In case there are any doubts to the veracity of my refutations of the safety of vaccines, please note that I made sure to only use sources that are pro-vaccinations.  Government sponsored websites, no less.  So although, yes, of course, I am biased.  Extremely biased.  I am a Christian, after all.  And I have 7 children to answer to.  I am, unashamedly, among those in the anti-vaccination movement.  However, I am using not anti-vaccination propaganda, but rather, pro-vaccination  propaganda to cite historical statistics.  

*I do apologize to those who believe I am mis-characterizing Dr. Jay Wile.  Or giving him a bad name.  I don't doubt his sincerity.   I have been citing his blog on vaccinations because of the fact that he has written the articles on vaccinations.  There is information to be examined and to be compared.  He is a highly respected Christian author of many textbooks and most would never question the validity of any of his writings.  Because his blog mentions anti-vaccination propagandists repeatedly, I felt his claims should be explored to see just how blatant and insidious are the "lies" of the propaganda movement.  

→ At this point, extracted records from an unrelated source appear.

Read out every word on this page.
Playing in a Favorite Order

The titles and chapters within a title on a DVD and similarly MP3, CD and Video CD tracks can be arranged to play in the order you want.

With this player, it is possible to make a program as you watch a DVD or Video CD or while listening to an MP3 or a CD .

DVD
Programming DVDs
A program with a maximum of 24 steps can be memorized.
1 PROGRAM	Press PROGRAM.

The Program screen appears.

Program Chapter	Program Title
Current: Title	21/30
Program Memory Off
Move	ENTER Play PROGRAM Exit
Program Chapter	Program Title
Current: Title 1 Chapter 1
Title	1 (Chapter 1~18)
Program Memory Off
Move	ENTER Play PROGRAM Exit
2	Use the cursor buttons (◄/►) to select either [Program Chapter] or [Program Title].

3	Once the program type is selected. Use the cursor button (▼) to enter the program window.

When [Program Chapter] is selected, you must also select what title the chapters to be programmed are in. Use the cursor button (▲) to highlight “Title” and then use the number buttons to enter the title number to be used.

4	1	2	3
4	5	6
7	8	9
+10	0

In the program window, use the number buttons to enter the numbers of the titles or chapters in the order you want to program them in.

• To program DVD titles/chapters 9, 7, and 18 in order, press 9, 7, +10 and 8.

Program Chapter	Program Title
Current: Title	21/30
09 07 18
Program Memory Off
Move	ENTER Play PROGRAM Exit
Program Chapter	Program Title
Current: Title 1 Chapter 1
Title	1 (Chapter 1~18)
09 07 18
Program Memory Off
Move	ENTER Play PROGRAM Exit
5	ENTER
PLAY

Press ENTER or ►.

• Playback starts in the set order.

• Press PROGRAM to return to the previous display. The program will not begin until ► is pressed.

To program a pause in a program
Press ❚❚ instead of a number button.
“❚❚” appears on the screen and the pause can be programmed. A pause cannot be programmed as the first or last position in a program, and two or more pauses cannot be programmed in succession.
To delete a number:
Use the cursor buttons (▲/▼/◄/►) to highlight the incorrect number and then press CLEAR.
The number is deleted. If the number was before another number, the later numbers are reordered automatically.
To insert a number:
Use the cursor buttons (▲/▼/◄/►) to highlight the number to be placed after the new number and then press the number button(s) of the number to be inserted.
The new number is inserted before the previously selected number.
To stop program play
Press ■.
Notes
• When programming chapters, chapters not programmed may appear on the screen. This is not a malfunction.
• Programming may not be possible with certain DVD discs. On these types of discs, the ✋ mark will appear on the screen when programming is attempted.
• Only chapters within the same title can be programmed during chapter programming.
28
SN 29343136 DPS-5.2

I think what I am learning from all of this is that anyone can take any statistic, any resource and make it fit according to his paradigm.  Lynne Born has a different paradigm towards health and disease and naturally, her take is completely different from Dr. Jay Wile's.  It's wonderful, isn't it, that we live in a country where we still have the liberty to access different sources of information and decide for ourselves what the course of action we will take regarding our own health.  Or did you think that you had no choice in whether you lived a healthful and abundant life?  No, our government allows us the right to take responsibility of our health and that of our children's.  As of now, anyway.  

I'm certainly not holding my breath, but I wonder if in my lifetime certain medical practices that most wouldn't even question today would become as ludicrous and unbelievable  as how we perceive blood-letting to be now.  Poor George Washington needn't have died from blood loss if the medical experts of his day were willing to be open-minded and made a paradigm shift in their thinking on health and maintained the basic principle of treating a patient: first, do no harm.